By: Madelynn Brower
From Nov. 23-30, Southern’s Soulwinning and Leadership Training program (SALT) and the Evangelistic Resource Center (ERC) will be taking over 90 students on a mission trip to the Dominican Republic. According to Pastor Douglas Na’a, director of SALT, this trip will be their largest ever planned.
The trip is one of several joint ventures SALT and ERC have taken. This year, the students will be split into two groups traveling to Santo Domingo, Dominican Republic, where they will go to separate locations. They plan to visit up to 90 different churches in 10 days to preach, hold evangelistic meetings and conduct baptisms.
To prepare for trips like this, SALT students take practicum classes every Tuesday and Thursday, where they learn how to write sermons and practice before an audience. This year, there are 70 SALT students going on the mission trip. They will conduct sermons and evangelism series starting the Saturday after they arrive in the Dominican Republic and continuing every night throughout the following week.

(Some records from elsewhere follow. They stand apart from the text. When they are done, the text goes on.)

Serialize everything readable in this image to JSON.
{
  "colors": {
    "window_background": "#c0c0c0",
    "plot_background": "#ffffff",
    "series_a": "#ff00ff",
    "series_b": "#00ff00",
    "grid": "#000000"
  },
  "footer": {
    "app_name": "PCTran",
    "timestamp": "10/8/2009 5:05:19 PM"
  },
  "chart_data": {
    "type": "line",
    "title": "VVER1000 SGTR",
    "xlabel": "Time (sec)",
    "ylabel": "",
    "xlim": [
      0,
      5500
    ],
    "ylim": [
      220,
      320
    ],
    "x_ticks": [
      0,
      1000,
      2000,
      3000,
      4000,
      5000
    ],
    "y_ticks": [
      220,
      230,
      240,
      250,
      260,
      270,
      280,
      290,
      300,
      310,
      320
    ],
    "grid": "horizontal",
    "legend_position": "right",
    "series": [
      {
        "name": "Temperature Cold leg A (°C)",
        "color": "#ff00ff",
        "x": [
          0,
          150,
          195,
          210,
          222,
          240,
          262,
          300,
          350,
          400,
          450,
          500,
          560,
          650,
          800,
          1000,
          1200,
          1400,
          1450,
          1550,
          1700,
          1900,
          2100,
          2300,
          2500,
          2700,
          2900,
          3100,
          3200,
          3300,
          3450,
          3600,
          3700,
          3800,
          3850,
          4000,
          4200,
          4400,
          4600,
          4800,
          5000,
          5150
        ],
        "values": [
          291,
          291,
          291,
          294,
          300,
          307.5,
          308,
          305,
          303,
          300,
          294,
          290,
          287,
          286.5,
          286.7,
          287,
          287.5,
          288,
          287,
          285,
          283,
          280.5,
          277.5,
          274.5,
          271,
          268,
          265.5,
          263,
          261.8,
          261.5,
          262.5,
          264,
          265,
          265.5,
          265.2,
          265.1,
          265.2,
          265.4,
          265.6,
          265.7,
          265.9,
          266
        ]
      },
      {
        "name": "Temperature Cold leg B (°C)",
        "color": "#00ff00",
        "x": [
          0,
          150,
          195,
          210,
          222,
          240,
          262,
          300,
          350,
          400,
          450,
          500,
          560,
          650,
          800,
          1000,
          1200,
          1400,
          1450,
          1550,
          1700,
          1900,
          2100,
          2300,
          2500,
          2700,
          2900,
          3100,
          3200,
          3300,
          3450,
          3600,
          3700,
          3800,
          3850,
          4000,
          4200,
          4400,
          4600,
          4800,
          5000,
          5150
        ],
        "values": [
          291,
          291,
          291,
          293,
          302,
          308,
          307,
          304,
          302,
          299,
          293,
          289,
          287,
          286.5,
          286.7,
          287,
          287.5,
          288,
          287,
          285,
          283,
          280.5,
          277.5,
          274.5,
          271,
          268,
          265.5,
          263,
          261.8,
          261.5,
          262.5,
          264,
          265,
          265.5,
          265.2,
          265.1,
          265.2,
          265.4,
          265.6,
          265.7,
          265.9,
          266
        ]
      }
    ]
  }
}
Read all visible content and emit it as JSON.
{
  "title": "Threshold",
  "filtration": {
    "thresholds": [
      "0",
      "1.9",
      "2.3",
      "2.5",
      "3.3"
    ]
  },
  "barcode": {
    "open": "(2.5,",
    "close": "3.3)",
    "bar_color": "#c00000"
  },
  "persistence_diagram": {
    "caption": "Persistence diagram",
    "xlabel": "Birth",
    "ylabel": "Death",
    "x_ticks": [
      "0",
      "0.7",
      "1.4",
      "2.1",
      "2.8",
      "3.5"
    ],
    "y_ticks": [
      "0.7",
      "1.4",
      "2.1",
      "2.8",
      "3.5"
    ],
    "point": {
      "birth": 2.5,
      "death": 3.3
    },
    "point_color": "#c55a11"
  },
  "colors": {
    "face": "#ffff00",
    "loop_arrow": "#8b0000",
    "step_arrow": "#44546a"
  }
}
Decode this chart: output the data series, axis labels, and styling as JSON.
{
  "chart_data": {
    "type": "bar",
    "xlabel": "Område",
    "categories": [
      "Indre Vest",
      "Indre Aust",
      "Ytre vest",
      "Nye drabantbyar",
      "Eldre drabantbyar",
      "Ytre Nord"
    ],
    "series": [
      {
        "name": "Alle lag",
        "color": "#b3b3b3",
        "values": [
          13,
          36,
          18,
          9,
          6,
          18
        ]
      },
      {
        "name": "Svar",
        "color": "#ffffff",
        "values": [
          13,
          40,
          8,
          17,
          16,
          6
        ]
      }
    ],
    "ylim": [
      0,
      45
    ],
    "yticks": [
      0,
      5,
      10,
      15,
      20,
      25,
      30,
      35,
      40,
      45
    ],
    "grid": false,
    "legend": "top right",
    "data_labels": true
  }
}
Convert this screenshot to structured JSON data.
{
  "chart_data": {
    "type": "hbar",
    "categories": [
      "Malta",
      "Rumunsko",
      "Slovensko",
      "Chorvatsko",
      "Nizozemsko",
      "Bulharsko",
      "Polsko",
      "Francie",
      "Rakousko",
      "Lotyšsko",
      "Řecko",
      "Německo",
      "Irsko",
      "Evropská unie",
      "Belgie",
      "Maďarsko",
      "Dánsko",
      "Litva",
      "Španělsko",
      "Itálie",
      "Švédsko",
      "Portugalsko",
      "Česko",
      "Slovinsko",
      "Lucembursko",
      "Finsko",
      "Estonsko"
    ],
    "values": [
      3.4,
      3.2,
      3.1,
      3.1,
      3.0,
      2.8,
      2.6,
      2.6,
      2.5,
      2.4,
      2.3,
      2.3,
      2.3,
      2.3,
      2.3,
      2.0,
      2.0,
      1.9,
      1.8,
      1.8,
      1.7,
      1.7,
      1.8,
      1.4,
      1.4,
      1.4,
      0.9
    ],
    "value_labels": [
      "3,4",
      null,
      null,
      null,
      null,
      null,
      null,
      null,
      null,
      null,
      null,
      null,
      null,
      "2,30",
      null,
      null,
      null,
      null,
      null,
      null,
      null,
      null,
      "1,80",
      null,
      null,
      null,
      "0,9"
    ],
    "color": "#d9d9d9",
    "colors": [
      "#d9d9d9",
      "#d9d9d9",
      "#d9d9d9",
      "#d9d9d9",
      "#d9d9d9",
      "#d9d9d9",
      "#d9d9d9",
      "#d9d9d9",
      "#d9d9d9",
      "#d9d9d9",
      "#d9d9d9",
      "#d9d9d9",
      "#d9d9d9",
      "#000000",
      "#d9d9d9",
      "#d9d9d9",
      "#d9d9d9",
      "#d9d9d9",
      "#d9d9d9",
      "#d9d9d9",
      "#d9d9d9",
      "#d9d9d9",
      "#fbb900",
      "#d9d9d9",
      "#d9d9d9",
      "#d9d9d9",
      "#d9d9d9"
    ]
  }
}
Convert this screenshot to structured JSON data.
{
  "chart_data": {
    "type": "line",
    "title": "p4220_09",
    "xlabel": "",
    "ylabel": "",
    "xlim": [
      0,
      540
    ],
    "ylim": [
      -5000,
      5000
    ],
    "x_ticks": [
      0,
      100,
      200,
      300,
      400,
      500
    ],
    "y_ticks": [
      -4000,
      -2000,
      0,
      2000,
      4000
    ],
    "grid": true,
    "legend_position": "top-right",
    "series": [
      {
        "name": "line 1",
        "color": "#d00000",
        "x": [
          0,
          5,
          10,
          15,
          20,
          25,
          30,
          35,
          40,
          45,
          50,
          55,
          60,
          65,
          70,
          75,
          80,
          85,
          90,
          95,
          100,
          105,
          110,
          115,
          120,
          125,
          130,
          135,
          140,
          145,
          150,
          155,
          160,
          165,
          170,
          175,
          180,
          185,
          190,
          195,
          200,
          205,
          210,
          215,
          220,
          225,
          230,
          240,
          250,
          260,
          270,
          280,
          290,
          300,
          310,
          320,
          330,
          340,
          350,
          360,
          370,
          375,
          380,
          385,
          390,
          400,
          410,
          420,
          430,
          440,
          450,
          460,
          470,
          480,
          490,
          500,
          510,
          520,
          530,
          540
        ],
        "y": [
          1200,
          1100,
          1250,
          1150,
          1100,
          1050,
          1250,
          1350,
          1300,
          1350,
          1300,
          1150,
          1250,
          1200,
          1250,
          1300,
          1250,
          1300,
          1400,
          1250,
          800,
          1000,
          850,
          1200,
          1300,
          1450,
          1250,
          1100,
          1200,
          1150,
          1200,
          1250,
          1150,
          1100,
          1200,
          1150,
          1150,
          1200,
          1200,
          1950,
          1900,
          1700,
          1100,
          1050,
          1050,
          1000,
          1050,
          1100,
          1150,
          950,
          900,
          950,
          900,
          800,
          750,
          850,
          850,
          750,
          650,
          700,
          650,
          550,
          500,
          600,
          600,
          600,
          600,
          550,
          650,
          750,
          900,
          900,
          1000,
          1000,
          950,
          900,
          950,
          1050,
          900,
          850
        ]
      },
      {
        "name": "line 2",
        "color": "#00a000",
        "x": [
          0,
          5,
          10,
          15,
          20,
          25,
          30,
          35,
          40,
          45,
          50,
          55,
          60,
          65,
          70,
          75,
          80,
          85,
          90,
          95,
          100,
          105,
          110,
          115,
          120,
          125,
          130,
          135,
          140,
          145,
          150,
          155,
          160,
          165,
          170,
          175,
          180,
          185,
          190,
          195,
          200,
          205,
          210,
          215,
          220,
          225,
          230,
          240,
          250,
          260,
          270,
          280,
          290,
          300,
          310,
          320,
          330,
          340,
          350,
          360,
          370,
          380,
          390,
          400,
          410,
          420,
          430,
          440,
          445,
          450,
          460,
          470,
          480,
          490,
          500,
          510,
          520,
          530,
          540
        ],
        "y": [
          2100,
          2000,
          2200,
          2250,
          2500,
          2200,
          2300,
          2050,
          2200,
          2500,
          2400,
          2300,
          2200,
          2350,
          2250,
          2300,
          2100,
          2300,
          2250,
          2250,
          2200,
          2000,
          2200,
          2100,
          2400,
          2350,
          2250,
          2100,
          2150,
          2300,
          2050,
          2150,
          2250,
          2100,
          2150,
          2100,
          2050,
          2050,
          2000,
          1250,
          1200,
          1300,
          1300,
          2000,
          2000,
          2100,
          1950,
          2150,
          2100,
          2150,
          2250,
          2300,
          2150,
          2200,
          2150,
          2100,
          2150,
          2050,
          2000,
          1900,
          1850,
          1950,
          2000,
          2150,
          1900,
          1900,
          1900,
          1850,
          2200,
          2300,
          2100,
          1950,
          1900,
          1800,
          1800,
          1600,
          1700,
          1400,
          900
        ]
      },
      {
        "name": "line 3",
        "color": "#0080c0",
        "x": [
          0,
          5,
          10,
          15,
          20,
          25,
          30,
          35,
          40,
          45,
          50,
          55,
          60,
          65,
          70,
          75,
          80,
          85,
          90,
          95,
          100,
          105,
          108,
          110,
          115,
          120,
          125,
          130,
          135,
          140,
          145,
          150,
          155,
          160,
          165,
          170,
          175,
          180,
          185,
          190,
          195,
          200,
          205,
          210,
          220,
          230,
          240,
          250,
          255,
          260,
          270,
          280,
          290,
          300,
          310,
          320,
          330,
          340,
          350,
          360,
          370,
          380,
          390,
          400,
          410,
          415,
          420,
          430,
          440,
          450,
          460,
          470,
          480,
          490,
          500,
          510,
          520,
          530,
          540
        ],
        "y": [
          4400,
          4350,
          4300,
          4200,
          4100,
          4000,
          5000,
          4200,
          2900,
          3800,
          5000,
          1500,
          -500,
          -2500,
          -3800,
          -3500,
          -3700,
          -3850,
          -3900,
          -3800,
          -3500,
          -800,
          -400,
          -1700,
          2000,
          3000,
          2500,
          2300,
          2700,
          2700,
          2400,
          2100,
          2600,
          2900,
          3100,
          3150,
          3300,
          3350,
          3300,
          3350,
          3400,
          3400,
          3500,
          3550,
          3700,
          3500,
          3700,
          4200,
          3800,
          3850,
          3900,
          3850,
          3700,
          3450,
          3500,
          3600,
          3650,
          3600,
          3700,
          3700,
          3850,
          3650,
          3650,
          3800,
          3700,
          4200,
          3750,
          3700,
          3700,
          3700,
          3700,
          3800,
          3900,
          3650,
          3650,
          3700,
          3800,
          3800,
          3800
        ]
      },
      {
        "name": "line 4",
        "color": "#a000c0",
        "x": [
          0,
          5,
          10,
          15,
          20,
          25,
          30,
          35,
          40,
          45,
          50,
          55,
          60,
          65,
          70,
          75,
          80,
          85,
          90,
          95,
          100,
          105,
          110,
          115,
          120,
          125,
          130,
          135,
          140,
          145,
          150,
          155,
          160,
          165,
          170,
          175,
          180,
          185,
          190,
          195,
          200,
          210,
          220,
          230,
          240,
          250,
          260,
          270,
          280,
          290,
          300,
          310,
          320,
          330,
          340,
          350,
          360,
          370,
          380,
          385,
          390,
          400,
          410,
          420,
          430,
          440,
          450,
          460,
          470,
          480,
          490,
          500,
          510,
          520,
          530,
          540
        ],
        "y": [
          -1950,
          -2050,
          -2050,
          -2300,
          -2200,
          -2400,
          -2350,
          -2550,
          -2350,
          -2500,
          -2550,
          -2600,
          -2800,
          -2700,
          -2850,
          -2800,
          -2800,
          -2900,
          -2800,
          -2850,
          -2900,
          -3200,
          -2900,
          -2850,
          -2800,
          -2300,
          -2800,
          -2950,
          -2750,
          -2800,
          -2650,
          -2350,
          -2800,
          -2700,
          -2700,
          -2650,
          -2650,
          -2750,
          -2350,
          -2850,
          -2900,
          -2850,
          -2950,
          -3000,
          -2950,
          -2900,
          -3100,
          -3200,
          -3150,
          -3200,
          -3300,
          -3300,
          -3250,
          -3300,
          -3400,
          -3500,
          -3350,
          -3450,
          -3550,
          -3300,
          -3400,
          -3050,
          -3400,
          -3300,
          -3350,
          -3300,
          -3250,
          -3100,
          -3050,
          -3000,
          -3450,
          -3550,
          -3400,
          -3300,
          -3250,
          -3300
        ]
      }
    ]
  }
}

Na’a explained that SALT goes to the same location every year, which helps to build relationships with local conferences and communities and gives them a better understanding of how to evangelize in the local area.
“We’re very intentional about the Dominican Republic” said Na’a. “We want to go to one place because this is going to be something continuous for us, [and] we really want to make a major impact.”
According to Alex Castillejos, the ERC office manager, the mission trip starts weeks before when ERC recruits students to an evangelism boot camp, teaching them how to preach and give Bible studies before they are sent out on missions. Unlike SALT programs, ERC students don’t attend classes to learn how to write and preach sermons. Instead, they are offered several weeks of training to prepare for the trip.
Castillejos also said that ERC has a program in place to train local church members in conferences around the world on evangelism. The student missionaries hold five-day workshops to teach people in the conference how to be Bible workers and conduct Bible studies in their neighborhoods. When the students complete the workshop, the participants conduct required Bible studies of their own with people in the community for the next three months.
According to Castillejos, the organization has also worked with Southern’s nursing department to provide medical care on mission trips in the past.
“Every summer we go to one country, and we do one week evangelism and one week medical, and we partner with the nursing department,” he said. “We see 800 patients.” He added that ERC has been doing these kinds of mission trips for the last three years.
According to Na’a, the primary focus of both ERC and SALT is the same: missions.
“The long term for us is having students won over to evangelism,” said Na’a. “They get to see and experience the power of God working in and through them. Evangelism is caught, not taught.”
Both groups have stated that there are other locations they would like to reach in the future, as well as new programs they would like to offer their students.
“ERC is focusing this year on the certification for Bible worker,” said Castillejos. “Maybe next year we will work on the Public Evangelism Certification.” This certification helps to foster positive relations between student missionaries and local law enforcement but is not yet available for students.
While SALT trips focus on community outreach, they are also impactful for students who participate.
Karise Francis, a sophomore elementary education major and SALT mentor for the trip, emphasized her desire for students to see the impact they are making.
“I want to see the SALT students experience what it’s like to see people make a decision for Christ because of their faithfulness,” she said. “I’m looking forward to seeing how SALT and the whole mission trip group really bond.”